4.1.3.2 Le souci pour les parents immigrants

Les immigrants haïtiens ne se donnent pas seulement de la peine pour leurs proches en Haïti. Ils sont également très intéressés par la santé et les conditions de vie de leurs parents en compagnie desquels ils vivent sur la terre d’accueil. On peut citer à titre d’exemple le participant Derly dans la citation suivante : « Ma mère aurait pu m’aider à rester à l’école, mais au Canada elle ne travaille pas, elle est malade. C’est mon autre frère et moi qui la soutenons financièrement ». Et c’est à peu près le même cas de figure pour cette autre interviewée de New York :

Depuis quelques années, ma mère ne travaille plus à la suite d’un terrible accident. Je suis obligée de m’occuper d’elle, de la supporter. J’avais aussi un business (une activité commerciale) en Haïti ; mais après le tremblement de terre du 12 janvier 2010 qui avait ravagé le pays, j’avais tout perdu, j’avais dû recommencer à zéro.
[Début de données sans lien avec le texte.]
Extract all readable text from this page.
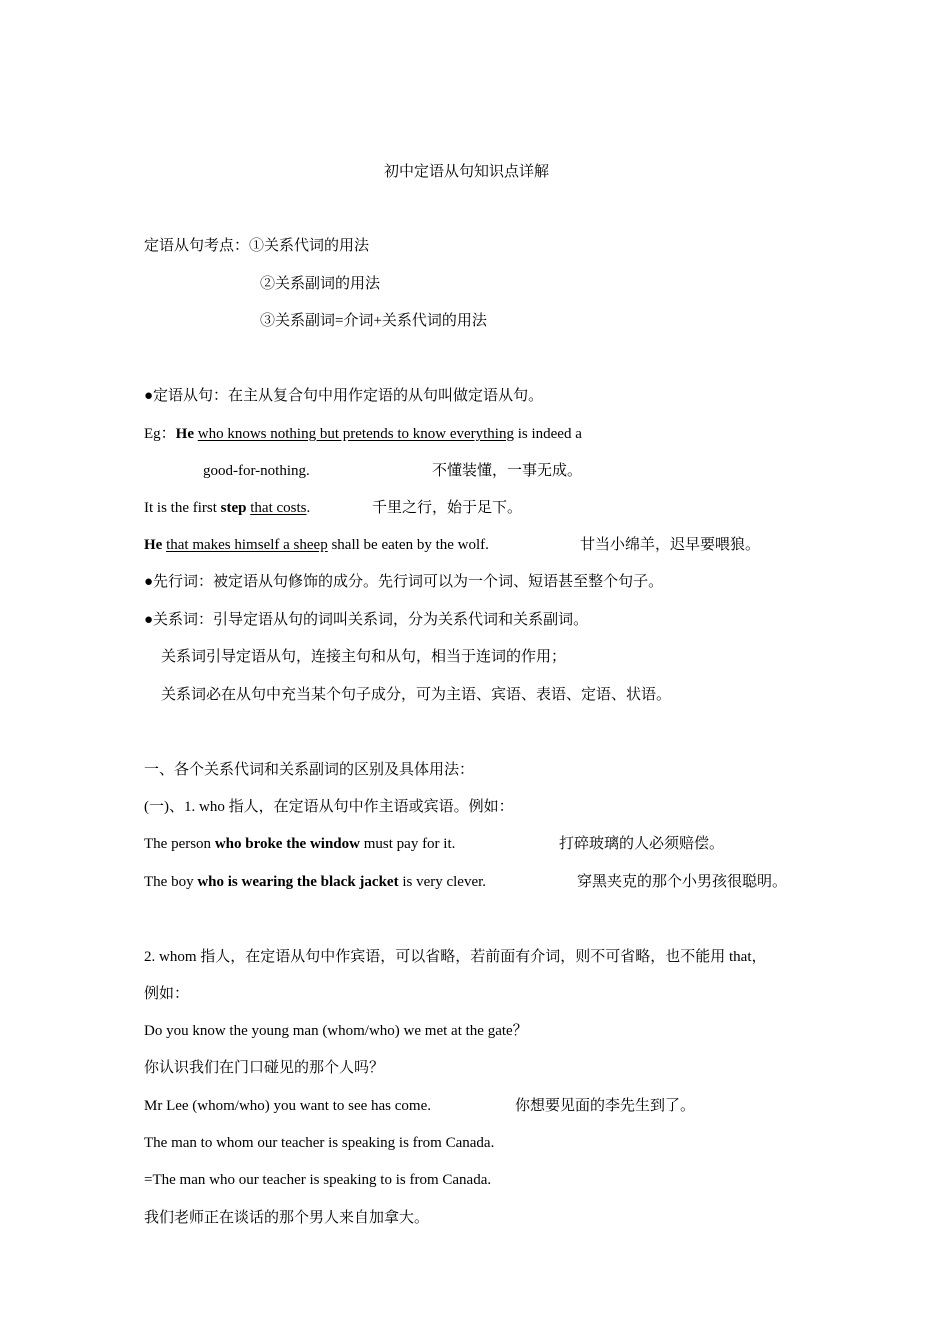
初中定语从句知识点详解
定语从句考点：①关系代词的用法
②关系副词的用法
③关系副词=介词+关系代词的用法
●定语从句：在主从复合句中用作定语的从句叫做定语从句。
Eg：He who knows nothing but pretends to know everything is indeed a
good-for-nothing.	不懂装懂，一事无成。
It is the first step that costs.	千里之行，始于足下。
He that makes himself a sheep shall be eaten by the wolf.	甘当小绵羊，迟早要喂狼。
●先行词：被定语从句修饰的成分。先行词可以为一个词、短语甚至整个句子。
●关系词：引导定语从句的词叫关系词，分为关系代词和关系副词。
关系词引导定语从句，连接主句和从句，相当于连词的作用；
关系词必在从句中充当某个句子成分，可为主语、宾语、表语、定语、状语。
一、各个关系代词和关系副词的区别及具体用法：
(一)、1. who 指人，在定语从句中作主语或宾语。例如：
The person who broke the window must pay for it.	打碎玻璃的人必须赔偿。
The boy who is wearing the black jacket is very clever.	穿黑夹克的那个小男孩很聪明。
2. whom 指人，在定语从句中作宾语，可以省略，若前面有介词，则不可省略，也不能用 that，
例如：
Do you know the young man (whom/who) we met at the gate？
你认识我们在门口碰见的那个人吗？
Mr Lee (whom/who) you want to see has come.	你想要见面的李先生到了。
The man to whom our teacher is speaking is from Canada.
=The man who our teacher is speaking to is from Canada.
我们老师正在谈话的那个男人来自加拿大。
Tu comprends comment il devient difficile pour un jeune qui vit une telle réalité de rester à l’école ? (Mandy).

Donc, le souci des immigrants de première génération, les adultes en particulier, pour leurs proches en situation de précarité est un sous-thème très présent dans plusieurs de nos entrevues. Par ailleurs, on constate qu’ils parlent le plus souvent de leurs mères lorsqu’il leur revenait d’aborder cette question, à s’en tenir, à titre d’exemple, aux dernières unités de significations précédentes.